On July 28, 2025, La Poste issued a stamp bearing the image of Nicolas Jacques Conté, a French physicist and chemist known for inventing the artificial lead pencil.
The stamp depicts various elements representative of Nicolas Jacques Conté's career: the Oudjat eye, a reminder of the Egyptian campaign in which he participated, an observation balloon, a gear echoing his role as an engineer, and the pencil.
Clovis Rétif designed the stamp and the sheet in pencil, in tribute to Nicolas Jacques Conté.
Nicolas Jacques Conté was born on August 4, 1755, in Saint-Cénery-près-Sées (Aunou-sur-Orne). From his native cottage to the Egyptian expedition, his career was that of a technically intelligent autodidact, an experimenter and inventor who knew how to adapt to needs and resources. Having gained recognition for his paintings at the Hôtel-Dieu de Sées, he was sent by the diocese to study painting in Paris. A portrait painter, surveyor, and inventor of a rotary pump, he returned to settle in Paris and attended science classes, where his pump was used for demonstrations by the physicist and aeronaut Jacques Charles.
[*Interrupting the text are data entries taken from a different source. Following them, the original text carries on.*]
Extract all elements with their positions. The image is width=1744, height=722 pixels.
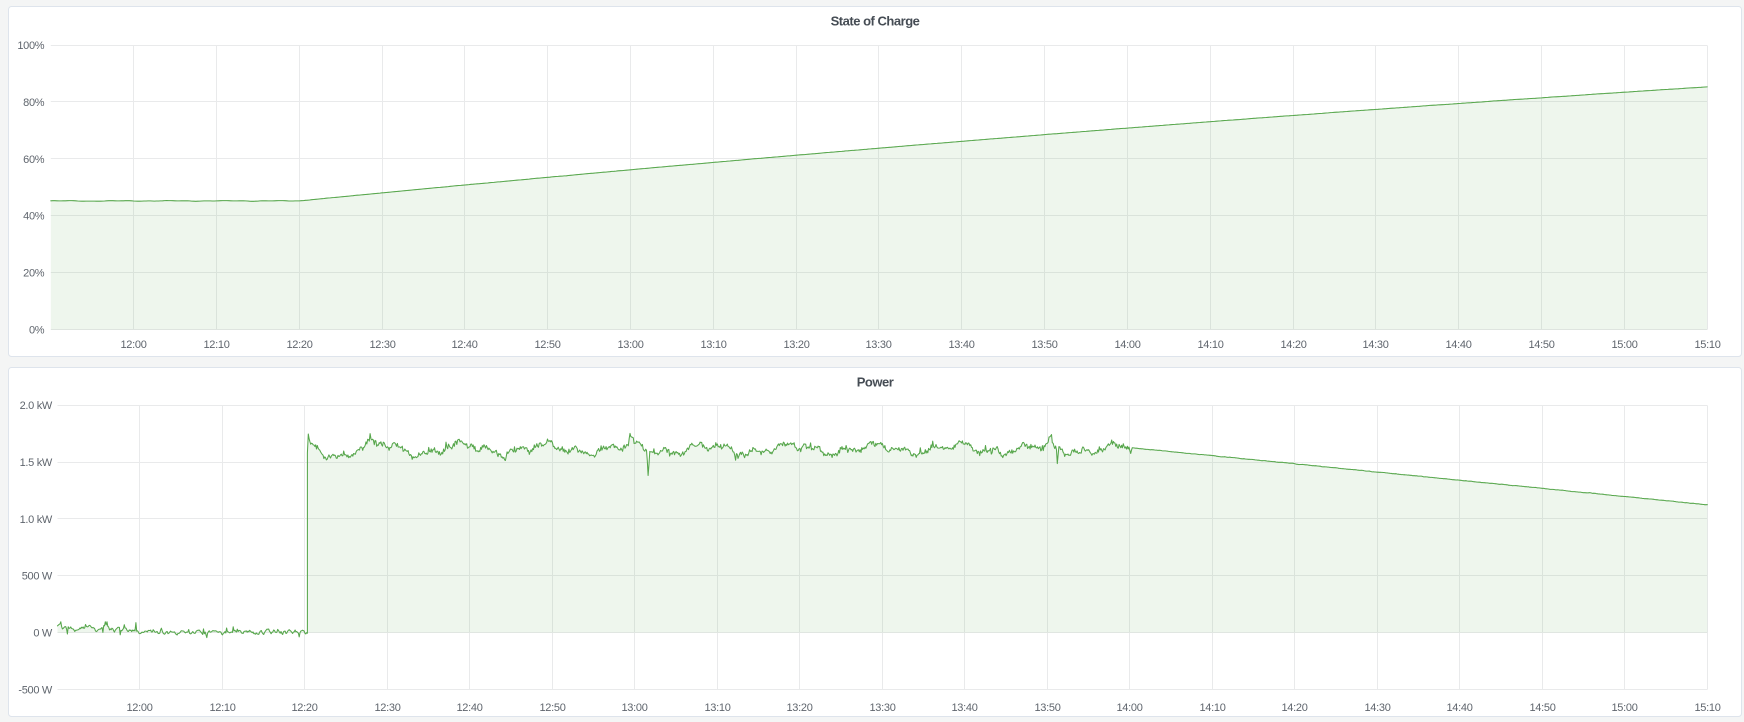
svg-text:12:00: 12:00 bbox=[120, 339, 146, 351]
svg-text:14:00: 14:00 bbox=[1114, 339, 1140, 351]
svg-text:13:20: 13:20 bbox=[783, 339, 809, 351]
svg-text:12:30: 12:30 bbox=[374, 702, 400, 714]
svg-text:14:50: 14:50 bbox=[1528, 339, 1554, 351]
svg-text:14:30: 14:30 bbox=[1362, 339, 1388, 351]
svg-text:12:30: 12:30 bbox=[369, 339, 395, 351]
svg-text:13:10: 13:10 bbox=[700, 339, 726, 351]
svg-text:20%: 20% bbox=[23, 268, 45, 280]
svg-text:12:20: 12:20 bbox=[291, 702, 317, 714]
svg-text:2.0 kW: 2.0 kW bbox=[20, 400, 53, 412]
svg-text:40%: 40% bbox=[23, 211, 45, 223]
svg-text:14:20: 14:20 bbox=[1281, 702, 1307, 714]
svg-text:12:10: 12:10 bbox=[209, 702, 235, 714]
svg-text:14:40: 14:40 bbox=[1446, 702, 1472, 714]
svg-text:13:30: 13:30 bbox=[865, 339, 891, 351]
svg-text:12:50: 12:50 bbox=[539, 702, 565, 714]
svg-text:13:40: 13:40 bbox=[948, 339, 974, 351]
svg-text:15:10: 15:10 bbox=[1694, 702, 1720, 714]
svg-text:14:40: 14:40 bbox=[1445, 339, 1471, 351]
svg-text:13:10: 13:10 bbox=[704, 702, 730, 714]
svg-text:Power: Power bbox=[857, 375, 894, 390]
svg-text:State of Charge: State of Charge bbox=[831, 14, 920, 29]
svg-text:13:20: 13:20 bbox=[786, 702, 812, 714]
svg-text:12:40: 12:40 bbox=[451, 339, 477, 351]
svg-text:15:00: 15:00 bbox=[1611, 339, 1637, 351]
svg-text:60%: 60% bbox=[23, 154, 45, 166]
svg-text:12:10: 12:10 bbox=[203, 339, 229, 351]
svg-text:15:10: 15:10 bbox=[1694, 339, 1720, 351]
svg-text:13:30: 13:30 bbox=[869, 702, 895, 714]
svg-text:12:00: 12:00 bbox=[126, 702, 152, 714]
svg-text:13:50: 13:50 bbox=[1034, 702, 1060, 714]
svg-text:100%: 100% bbox=[17, 40, 44, 52]
svg-text:0 W: 0 W bbox=[33, 628, 53, 640]
svg-text:1.0 kW: 1.0 kW bbox=[20, 514, 53, 526]
svg-text:14:30: 14:30 bbox=[1364, 702, 1390, 714]
svg-text:12:20: 12:20 bbox=[286, 339, 312, 351]
svg-text:15:00: 15:00 bbox=[1611, 702, 1637, 714]
svg-text:13:00: 13:00 bbox=[621, 702, 647, 714]
svg-text:12:50: 12:50 bbox=[534, 339, 560, 351]
svg-text:1.5 kW: 1.5 kW bbox=[20, 457, 53, 469]
svg-text:14:10: 14:10 bbox=[1199, 702, 1225, 714]
svg-text:12:40: 12:40 bbox=[456, 702, 482, 714]
svg-text:13:00: 13:00 bbox=[617, 339, 643, 351]
svg-text:14:10: 14:10 bbox=[1197, 339, 1223, 351]
svg-text:13:50: 13:50 bbox=[1031, 339, 1057, 351]
svg-text:13:40: 13:40 bbox=[951, 702, 977, 714]
svg-text:80%: 80% bbox=[23, 97, 45, 109]
svg-text:-500 W: -500 W bbox=[18, 684, 53, 696]
svg-text:14:50: 14:50 bbox=[1529, 702, 1555, 714]
svg-text:0%: 0% bbox=[29, 325, 45, 337]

During the Revolution, Conté developed military ballooning. Based on a laboratory experiment by Lavoisier, he produced hydrogen by the hundreds of cubic meters for the observation balloons built at the National Aerostatic School he directed in Meudon. His eye patch served as a reminder of the dangers of his research. He also participated in the creation of the Conservatoire des Arts et Métiers and, in war economics, invented the artificial lead pencil. The family business he founded to exploit the patent (1795) would establish his name and dominate the market for nearly two centuries. With Bonaparte in Egypt, he painted and studied the country's arts and crafts, and the Mechanical Workshops he directed supplied weapons, machines, and instruments to the army and scholars. Upon his return, he edited the Description of Egypt and invented a machine to engrave it at low cost. Founder of the Society for the Encouragement of National Industry and the Schools of Arts and Crafts, he continued his research on color and enamel. Apart from the pencil, his inventions were freely distributed, and his mercury-free barometer even accompanied the development of meteorology long after his death on December 6, 1805, in Paris.